I have the output of a Bert model that is H = [batch_size, sequence_length, hidden_size]. I have another tensor indicating the sequence length of each sample in the batch, L = [batch_size, 1].

How would I compute the max of H over the sequence length (dim=1) without including the padding tokens (i.e. only including the positions less than that specificied by L)?

I have a solution for taking the mean,

```
mask = torch.arange(H.shape[1]).repeat(H.shape[0], 1)
mask = (mask < L).float()
mask[:, 0] = 0
masked_h = H * mask.unsqueeze(2)
mean_emb = (masked_h.sum(dim=1)/L)
```

Your approach looks, but it would calculate the mean, wouldn’t it?

Ya sorry, maybe that part of the post is a bit irrelevant. I meant to say I know how to calcualte the mean but calculating the max seems trickier and I have yet to figure it out.

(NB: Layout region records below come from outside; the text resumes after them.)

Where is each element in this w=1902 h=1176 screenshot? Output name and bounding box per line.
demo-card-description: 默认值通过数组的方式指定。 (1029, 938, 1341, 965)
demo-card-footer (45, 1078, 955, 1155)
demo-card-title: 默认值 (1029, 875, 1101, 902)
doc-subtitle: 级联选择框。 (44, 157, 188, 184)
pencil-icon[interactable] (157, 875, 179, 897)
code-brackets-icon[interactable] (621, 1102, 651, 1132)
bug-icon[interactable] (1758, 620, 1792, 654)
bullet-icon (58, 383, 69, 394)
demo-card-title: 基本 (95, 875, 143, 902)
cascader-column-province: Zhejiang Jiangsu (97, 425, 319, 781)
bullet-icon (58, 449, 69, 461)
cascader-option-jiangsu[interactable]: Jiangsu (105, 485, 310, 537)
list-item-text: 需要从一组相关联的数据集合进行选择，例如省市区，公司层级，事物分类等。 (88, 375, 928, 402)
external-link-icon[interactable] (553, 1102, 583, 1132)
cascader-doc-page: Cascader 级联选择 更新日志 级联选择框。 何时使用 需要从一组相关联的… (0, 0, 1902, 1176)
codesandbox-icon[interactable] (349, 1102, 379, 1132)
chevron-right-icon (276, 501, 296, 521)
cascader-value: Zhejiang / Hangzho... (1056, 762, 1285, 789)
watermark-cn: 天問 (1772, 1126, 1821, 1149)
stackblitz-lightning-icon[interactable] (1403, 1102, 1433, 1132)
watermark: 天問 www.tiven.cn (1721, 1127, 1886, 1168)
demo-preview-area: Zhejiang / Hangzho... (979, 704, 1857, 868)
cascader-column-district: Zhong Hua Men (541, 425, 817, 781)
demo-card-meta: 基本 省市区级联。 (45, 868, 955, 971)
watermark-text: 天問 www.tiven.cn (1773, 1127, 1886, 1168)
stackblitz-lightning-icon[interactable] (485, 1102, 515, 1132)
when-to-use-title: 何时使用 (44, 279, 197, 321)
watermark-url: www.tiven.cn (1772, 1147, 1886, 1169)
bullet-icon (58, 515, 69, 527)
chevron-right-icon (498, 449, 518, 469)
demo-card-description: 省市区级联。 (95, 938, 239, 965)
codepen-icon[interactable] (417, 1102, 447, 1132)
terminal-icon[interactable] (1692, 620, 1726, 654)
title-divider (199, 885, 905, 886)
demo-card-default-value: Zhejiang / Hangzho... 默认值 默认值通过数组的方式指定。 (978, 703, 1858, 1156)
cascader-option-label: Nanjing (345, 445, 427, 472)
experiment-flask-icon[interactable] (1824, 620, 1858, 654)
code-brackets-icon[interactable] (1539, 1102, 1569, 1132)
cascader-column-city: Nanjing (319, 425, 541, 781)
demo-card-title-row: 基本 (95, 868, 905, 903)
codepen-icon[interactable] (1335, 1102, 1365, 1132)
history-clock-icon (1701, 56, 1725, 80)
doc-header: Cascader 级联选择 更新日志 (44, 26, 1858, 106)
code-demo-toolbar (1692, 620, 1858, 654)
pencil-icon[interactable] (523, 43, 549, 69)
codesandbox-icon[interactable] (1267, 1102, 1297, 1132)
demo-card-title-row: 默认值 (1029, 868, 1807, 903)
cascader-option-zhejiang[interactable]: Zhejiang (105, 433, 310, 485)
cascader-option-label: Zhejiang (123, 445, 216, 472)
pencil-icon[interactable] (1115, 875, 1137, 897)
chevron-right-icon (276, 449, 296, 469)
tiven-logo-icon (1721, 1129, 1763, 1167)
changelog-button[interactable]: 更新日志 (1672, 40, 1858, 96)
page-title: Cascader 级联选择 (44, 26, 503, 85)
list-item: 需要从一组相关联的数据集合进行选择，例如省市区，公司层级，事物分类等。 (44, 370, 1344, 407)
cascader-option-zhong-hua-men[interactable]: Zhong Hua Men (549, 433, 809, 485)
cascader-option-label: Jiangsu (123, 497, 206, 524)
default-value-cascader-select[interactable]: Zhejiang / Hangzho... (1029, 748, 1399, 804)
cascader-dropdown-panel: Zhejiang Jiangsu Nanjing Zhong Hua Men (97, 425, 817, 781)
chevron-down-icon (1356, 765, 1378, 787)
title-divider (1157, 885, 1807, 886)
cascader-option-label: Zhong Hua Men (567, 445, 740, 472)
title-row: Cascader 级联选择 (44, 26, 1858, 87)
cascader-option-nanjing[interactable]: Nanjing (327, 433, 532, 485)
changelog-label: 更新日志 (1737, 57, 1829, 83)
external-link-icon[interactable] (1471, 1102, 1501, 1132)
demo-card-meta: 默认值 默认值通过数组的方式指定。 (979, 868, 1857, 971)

You could use a similar approach using a mask.

I don’t know what values your padding tokens have, but you could set the mask values for all padding values to a large negative value (`-Inf`

should work), multiply `H`

with this mask, and apply `max()`

on it.

Let me know, if that would work.

This is also the solution I thought of but the problem is a hidden vector is float32 in general and can contain negative values. Multiplying by -inf gets +inf. The padding tokens can be assumed to be 0 for simplicity.